Abstracts Track 2024

Area 1 - Complexity in Social Sciences

Nr: 17

The Utility of Creative Simulation in Understanding Language Models


Morgan Green

Abstract: This paper uses a creative simulation in its early development as a case example of the utility of artistic programming in examining complexity. In particular, this piece provides a new perspective on large language models. You can find the working version of the simulation at this link: https://howshekilledit.github.io/word-is-the-bird/ Art can provide poignant insights into complexity theory — Jane Prophet's TechnoSphere and Ian Cheng's Emissaries, for example, represent novel opportunities to witness complex patterns emerging from simple rules. Both works are simulations that propose worlds slightly different from, but related to, our world. The novelty of these worlds makes their emergent properties stand out anew, as opposed to the complex systems we see so frequently we don't always notice them. This paper analyzes a new simulation created by the author, which takes a similar tack by visualizing a world with alternative but human-inspired mechanics. The work focuses on the complexity of language. It also sheds light on the structures behind popular language models.

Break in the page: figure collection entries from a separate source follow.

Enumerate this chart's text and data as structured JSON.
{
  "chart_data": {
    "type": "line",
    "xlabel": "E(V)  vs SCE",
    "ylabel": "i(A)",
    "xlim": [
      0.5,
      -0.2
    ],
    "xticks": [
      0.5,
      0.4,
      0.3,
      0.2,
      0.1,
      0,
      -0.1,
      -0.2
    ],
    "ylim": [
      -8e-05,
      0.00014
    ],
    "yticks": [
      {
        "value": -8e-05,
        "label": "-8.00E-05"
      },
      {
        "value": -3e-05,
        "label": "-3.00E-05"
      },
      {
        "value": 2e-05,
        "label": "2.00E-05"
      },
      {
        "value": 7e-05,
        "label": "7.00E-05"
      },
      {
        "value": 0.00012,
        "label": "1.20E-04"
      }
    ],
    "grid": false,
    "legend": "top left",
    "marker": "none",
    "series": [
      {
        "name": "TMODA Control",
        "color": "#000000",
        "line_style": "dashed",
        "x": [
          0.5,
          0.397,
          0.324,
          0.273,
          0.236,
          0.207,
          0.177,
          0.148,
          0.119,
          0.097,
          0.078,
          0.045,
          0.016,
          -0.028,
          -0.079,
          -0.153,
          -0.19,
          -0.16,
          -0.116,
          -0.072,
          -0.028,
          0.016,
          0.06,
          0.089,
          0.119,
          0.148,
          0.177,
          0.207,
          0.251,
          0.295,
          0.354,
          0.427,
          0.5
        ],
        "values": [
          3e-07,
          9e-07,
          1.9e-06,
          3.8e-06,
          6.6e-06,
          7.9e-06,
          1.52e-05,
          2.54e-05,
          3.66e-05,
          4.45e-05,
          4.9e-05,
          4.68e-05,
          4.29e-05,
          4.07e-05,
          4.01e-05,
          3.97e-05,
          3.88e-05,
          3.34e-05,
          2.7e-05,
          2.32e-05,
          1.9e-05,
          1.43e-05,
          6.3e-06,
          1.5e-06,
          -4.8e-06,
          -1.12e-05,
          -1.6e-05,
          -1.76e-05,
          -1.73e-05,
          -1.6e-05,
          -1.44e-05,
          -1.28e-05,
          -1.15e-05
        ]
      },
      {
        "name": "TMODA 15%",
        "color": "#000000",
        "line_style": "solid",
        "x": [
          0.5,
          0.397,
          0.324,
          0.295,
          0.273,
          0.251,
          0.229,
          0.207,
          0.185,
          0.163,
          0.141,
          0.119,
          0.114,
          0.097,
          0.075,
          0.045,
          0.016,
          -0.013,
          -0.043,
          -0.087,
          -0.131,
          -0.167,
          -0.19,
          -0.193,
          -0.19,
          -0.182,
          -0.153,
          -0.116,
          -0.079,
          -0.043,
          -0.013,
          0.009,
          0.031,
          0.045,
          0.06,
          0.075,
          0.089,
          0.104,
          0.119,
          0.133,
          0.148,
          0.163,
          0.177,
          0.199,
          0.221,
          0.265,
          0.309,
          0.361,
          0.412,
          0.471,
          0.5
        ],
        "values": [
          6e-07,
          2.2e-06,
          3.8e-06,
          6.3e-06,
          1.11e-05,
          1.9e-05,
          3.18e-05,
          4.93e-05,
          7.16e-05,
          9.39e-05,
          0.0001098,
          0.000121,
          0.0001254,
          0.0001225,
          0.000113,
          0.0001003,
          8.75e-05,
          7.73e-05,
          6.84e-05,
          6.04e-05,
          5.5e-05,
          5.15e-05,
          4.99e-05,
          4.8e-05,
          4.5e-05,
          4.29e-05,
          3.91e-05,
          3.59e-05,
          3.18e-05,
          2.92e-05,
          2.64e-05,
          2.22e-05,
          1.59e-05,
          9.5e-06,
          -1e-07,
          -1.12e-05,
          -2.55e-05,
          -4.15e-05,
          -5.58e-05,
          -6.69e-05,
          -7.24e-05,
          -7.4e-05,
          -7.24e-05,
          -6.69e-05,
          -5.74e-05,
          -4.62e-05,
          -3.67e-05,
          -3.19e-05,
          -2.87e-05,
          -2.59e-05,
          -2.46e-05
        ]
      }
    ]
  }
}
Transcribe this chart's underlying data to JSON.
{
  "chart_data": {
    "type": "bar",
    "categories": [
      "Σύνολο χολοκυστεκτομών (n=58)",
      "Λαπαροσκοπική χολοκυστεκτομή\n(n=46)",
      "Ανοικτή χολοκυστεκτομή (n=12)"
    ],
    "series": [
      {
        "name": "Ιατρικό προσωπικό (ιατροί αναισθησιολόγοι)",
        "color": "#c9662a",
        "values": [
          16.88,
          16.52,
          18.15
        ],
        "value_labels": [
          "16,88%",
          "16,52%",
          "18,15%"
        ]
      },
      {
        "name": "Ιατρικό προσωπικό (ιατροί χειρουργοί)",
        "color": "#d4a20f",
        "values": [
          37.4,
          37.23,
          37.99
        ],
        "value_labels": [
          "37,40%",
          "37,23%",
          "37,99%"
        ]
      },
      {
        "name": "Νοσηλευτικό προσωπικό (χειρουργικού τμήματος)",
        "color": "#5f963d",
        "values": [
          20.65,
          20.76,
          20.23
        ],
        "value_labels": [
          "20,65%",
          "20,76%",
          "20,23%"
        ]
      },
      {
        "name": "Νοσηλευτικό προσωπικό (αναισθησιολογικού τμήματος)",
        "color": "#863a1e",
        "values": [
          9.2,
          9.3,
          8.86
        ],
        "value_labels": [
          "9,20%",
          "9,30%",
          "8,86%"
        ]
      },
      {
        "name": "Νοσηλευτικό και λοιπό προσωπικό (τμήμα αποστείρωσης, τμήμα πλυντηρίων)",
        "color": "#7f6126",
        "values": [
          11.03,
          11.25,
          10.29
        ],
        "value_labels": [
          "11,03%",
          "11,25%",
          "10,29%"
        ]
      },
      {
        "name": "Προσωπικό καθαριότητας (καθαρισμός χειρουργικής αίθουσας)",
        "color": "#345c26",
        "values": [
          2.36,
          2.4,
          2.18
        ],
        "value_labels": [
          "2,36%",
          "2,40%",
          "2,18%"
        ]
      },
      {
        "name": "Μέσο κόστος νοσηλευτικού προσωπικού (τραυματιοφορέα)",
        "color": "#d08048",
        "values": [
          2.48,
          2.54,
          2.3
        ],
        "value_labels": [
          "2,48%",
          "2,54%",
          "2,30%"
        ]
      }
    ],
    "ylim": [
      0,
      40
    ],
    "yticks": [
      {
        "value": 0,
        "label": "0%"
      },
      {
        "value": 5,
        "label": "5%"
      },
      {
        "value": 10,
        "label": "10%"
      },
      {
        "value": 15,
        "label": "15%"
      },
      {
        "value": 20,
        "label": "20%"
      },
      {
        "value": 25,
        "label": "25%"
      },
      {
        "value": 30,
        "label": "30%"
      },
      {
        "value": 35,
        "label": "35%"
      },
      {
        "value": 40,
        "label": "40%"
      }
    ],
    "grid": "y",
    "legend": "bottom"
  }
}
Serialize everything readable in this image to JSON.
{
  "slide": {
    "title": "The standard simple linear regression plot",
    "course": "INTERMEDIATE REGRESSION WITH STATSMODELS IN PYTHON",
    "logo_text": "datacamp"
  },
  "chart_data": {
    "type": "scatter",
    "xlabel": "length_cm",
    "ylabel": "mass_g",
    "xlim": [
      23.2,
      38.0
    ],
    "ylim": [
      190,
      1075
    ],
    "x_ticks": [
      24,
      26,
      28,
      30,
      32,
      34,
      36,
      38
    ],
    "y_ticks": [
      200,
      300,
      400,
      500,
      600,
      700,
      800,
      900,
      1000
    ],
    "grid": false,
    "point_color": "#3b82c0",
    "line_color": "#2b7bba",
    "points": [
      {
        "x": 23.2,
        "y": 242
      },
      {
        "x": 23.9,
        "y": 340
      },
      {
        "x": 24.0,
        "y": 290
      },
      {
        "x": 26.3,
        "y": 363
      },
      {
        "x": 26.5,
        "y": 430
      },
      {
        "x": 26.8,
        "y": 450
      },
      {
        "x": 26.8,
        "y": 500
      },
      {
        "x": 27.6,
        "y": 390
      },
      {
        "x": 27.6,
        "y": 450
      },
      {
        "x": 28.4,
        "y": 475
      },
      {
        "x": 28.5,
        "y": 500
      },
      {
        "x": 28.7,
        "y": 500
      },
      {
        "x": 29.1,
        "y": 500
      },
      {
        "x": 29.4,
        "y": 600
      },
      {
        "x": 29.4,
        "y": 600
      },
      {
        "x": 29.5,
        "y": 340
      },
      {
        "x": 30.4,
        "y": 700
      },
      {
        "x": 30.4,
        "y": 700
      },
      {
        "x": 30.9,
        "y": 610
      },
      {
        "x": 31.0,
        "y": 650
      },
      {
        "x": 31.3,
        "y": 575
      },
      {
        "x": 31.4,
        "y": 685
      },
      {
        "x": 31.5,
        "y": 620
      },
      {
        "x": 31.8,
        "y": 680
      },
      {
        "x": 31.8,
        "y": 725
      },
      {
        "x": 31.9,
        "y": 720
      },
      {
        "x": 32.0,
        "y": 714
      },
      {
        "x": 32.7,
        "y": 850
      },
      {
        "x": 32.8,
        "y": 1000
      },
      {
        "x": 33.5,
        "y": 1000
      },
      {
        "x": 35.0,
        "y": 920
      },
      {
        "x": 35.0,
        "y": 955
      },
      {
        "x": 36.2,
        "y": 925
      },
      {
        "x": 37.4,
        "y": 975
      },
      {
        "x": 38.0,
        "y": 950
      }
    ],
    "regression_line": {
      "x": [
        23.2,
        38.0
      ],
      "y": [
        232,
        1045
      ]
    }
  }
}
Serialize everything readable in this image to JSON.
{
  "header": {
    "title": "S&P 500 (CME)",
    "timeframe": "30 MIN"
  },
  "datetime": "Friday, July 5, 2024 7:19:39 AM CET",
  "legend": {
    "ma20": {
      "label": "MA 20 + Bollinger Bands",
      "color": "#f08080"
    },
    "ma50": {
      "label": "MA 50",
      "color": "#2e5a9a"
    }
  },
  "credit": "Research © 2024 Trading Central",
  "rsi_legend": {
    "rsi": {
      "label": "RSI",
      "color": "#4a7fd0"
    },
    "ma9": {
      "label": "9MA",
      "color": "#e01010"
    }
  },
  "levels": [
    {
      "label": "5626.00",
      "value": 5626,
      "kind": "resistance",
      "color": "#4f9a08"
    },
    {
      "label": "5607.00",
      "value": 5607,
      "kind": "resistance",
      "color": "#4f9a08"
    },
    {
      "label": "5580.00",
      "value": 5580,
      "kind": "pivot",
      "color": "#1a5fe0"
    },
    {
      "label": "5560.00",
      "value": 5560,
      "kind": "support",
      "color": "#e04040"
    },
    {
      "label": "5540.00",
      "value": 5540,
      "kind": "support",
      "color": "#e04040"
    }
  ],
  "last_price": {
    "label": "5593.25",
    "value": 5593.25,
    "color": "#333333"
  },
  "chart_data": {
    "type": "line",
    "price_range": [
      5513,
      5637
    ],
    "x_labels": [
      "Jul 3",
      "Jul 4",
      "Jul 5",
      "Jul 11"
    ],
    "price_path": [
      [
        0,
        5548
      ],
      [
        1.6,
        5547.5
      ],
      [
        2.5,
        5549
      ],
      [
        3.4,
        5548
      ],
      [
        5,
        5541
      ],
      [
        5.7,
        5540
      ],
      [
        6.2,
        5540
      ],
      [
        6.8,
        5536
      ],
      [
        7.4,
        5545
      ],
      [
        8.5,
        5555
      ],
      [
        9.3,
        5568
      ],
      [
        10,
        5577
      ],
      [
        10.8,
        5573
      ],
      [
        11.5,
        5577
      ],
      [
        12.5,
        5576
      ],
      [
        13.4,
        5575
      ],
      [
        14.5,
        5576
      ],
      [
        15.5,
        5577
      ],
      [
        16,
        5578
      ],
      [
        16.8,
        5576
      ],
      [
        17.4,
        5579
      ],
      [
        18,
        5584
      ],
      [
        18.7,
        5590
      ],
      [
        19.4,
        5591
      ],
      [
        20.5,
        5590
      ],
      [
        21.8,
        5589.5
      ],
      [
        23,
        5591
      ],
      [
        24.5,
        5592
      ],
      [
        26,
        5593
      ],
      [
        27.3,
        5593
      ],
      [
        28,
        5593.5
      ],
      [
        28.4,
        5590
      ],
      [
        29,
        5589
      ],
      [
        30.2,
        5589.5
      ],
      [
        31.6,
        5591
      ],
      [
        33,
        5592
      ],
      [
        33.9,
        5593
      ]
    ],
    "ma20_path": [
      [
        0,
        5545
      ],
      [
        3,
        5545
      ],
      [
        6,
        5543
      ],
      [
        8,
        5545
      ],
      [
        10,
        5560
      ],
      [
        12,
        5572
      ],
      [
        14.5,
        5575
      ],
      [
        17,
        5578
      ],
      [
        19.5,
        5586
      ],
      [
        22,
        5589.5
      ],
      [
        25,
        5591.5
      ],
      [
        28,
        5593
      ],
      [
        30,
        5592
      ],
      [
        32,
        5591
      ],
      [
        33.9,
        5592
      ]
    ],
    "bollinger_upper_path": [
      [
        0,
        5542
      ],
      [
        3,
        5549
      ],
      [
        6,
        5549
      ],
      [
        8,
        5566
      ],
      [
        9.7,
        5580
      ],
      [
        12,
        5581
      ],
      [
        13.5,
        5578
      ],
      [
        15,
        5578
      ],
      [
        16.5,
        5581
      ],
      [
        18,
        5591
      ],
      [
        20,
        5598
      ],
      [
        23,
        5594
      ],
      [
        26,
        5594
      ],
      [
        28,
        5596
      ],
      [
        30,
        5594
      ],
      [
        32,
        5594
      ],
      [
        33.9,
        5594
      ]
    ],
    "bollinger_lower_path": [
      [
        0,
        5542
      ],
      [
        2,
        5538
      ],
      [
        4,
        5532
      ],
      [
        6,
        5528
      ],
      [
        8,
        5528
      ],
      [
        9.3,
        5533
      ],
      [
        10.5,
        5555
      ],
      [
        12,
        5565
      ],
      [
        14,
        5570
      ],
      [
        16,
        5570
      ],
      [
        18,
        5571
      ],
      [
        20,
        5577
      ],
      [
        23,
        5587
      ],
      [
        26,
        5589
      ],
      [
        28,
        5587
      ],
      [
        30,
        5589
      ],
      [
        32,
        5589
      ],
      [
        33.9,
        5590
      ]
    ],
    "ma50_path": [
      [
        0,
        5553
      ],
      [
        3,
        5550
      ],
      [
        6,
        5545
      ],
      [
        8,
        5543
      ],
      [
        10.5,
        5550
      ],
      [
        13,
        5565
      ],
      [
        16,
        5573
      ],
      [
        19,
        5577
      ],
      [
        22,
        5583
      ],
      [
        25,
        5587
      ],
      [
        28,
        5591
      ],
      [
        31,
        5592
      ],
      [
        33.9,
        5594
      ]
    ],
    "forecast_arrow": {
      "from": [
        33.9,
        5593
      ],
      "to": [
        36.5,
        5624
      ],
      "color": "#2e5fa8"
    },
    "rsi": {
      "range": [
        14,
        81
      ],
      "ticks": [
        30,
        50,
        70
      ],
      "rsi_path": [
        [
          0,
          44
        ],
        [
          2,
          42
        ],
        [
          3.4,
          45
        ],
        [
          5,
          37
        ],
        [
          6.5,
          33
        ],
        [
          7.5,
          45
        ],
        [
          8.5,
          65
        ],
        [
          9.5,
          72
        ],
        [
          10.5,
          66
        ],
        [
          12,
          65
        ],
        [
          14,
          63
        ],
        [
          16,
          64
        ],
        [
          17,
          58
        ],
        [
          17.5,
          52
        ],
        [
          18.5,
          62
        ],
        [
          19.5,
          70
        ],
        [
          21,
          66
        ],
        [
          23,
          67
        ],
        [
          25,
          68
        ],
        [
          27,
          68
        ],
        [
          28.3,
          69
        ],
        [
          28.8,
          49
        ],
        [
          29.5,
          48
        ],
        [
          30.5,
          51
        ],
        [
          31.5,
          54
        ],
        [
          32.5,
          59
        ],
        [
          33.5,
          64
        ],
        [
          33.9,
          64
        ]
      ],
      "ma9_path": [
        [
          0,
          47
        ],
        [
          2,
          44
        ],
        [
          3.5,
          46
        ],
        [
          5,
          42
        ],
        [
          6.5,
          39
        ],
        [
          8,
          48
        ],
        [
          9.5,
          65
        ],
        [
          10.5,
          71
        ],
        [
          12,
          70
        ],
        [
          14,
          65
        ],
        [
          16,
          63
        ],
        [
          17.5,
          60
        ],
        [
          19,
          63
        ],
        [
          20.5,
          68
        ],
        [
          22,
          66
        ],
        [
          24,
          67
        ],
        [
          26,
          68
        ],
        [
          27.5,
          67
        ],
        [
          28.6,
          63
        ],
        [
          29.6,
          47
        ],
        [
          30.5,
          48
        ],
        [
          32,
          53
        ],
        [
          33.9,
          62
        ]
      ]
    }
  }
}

The simulation proposes a world in which words have agency, like birds in a flock. This granting of birdlike agency to words gives the simulation its title: "Word is the Bird." The agentic vectors mimic patterns in natural language, following the model whereby traditional simulations mimic bird velocity. It examines the CMU Language Dictionary and NLTK's Wordnet by using them to vectorize boid movement across sound and meaning. Their mechanics are based on the linguistic properties of English but manifest as flocking texts rather than sentences. The author speaks from the intersection of computer science and artistic practice: they are a computer science professor at a small liberal arts college and have a substantial exhibition history in visual art. At the time of submission, "Word is the Bird" is run client-side, so a new simulation starts each time it loads. It will progress to server-side content generation, allowing it to run continuously and grow more complex with time. Patterns will emerge that allow for new insights into the large language models that drive it. This server-side version will also display the same feed to people connecting from different places, helping them to share observations and insights.